Description of individual adverse reactions

* Based on literature data, the probability of nephrotoxicity in patients who received a regimen with a low loading dose averaging 6 mg/kg twice daily, followed by a maintenance dose averaging 6 mg/kg once daily, is approximately 2%.

In an observational post-marketing safety study involving 300 patients with a mean age of 63 years (treated for bone and joint infections, endocarditis, or other severe infections), who received high loading doses of 12 mg/kg twice daily (mean of 5 loading doses), followed by a maintenance dose of 12 mg/kg once daily, the incidence of confirmed nephrotoxicity was 11.0% (95% CI = [7.4%; 15.5%]) within the first 10 days. The probability of nephrotoxicity from the start of treatment up to 60 days after the last dose was 20.6% (95% CI = [16.0%; 25.8%]). In patients who received more than 5 high loading doses of 12 mg/kg twice daily, followed by a maintenance dose of 12 mg/kg once daily, the cumulative incidence of nephrotoxicity from the start of treatment up to 60 days after the last dose was 27% (95% CI = [20.7%; 35.3%]) (see section "Dosage and administration").

Shelf life.

Lyophilisate for solution for injection 200 mg in a vial, 1 vial in a set with 1 vial of solvent (water for injections) 3.2 ml – 2 years.

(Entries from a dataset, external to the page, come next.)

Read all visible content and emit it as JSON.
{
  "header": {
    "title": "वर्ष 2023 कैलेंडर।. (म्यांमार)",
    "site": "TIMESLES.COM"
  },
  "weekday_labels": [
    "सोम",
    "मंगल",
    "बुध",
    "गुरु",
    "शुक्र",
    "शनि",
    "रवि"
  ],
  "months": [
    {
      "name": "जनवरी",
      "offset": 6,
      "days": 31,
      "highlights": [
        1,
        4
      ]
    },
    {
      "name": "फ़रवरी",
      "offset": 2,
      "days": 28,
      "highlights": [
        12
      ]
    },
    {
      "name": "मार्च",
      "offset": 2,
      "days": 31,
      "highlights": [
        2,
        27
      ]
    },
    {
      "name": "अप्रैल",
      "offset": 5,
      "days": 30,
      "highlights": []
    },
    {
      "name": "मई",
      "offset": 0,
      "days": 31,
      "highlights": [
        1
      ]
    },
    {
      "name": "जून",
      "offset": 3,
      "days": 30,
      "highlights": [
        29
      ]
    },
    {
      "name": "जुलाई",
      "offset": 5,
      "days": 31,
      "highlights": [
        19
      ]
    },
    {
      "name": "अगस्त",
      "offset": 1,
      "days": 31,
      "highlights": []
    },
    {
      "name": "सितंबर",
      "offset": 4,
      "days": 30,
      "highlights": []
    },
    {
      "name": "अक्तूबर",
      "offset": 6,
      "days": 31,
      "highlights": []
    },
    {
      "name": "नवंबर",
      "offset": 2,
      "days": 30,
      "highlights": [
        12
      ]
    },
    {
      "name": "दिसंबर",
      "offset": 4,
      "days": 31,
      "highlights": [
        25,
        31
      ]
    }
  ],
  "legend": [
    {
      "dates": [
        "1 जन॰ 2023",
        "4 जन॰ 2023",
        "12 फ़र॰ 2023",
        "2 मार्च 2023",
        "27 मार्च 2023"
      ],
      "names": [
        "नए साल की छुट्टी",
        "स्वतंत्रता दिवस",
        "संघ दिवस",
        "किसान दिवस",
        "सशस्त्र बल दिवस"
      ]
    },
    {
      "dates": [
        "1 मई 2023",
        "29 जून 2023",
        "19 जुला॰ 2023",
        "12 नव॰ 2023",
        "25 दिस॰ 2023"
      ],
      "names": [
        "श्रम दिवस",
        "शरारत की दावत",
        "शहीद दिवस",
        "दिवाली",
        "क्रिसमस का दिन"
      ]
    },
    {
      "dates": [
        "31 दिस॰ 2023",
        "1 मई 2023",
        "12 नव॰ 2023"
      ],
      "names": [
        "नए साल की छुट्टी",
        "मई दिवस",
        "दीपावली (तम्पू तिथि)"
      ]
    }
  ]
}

Lyophilisate for solution for injection 400 mg in a vial, 1 vial in a set with 1 vial of solvent (water for injections) 3.2 ml – 3 years.

Storage conditions.

Store in the original packaging at a temperature not exceeding 25 °C.

Keep out of reach of children.

Packaging.

200 mg in a vial, 1 vial in a set with 1 vial of solvent (water for injections) 3.2 ml in a blister pack, 1 blister pack in a cardboard box, 15 blister packs in a cardboard box.

400 mg in a vial, 1 vial in a set with 1 vial of solvent (water for injections) 3.2 ml in a blister pack, 1 blister pack in a cardboard box.

Prescription status. Prescription only.

Manufacturer. LLC "FARMEKS GROUP".

Manufacturer's address.

100, Shevchenka Street, Boryspil, Kyiv region, 08301, Ukraine.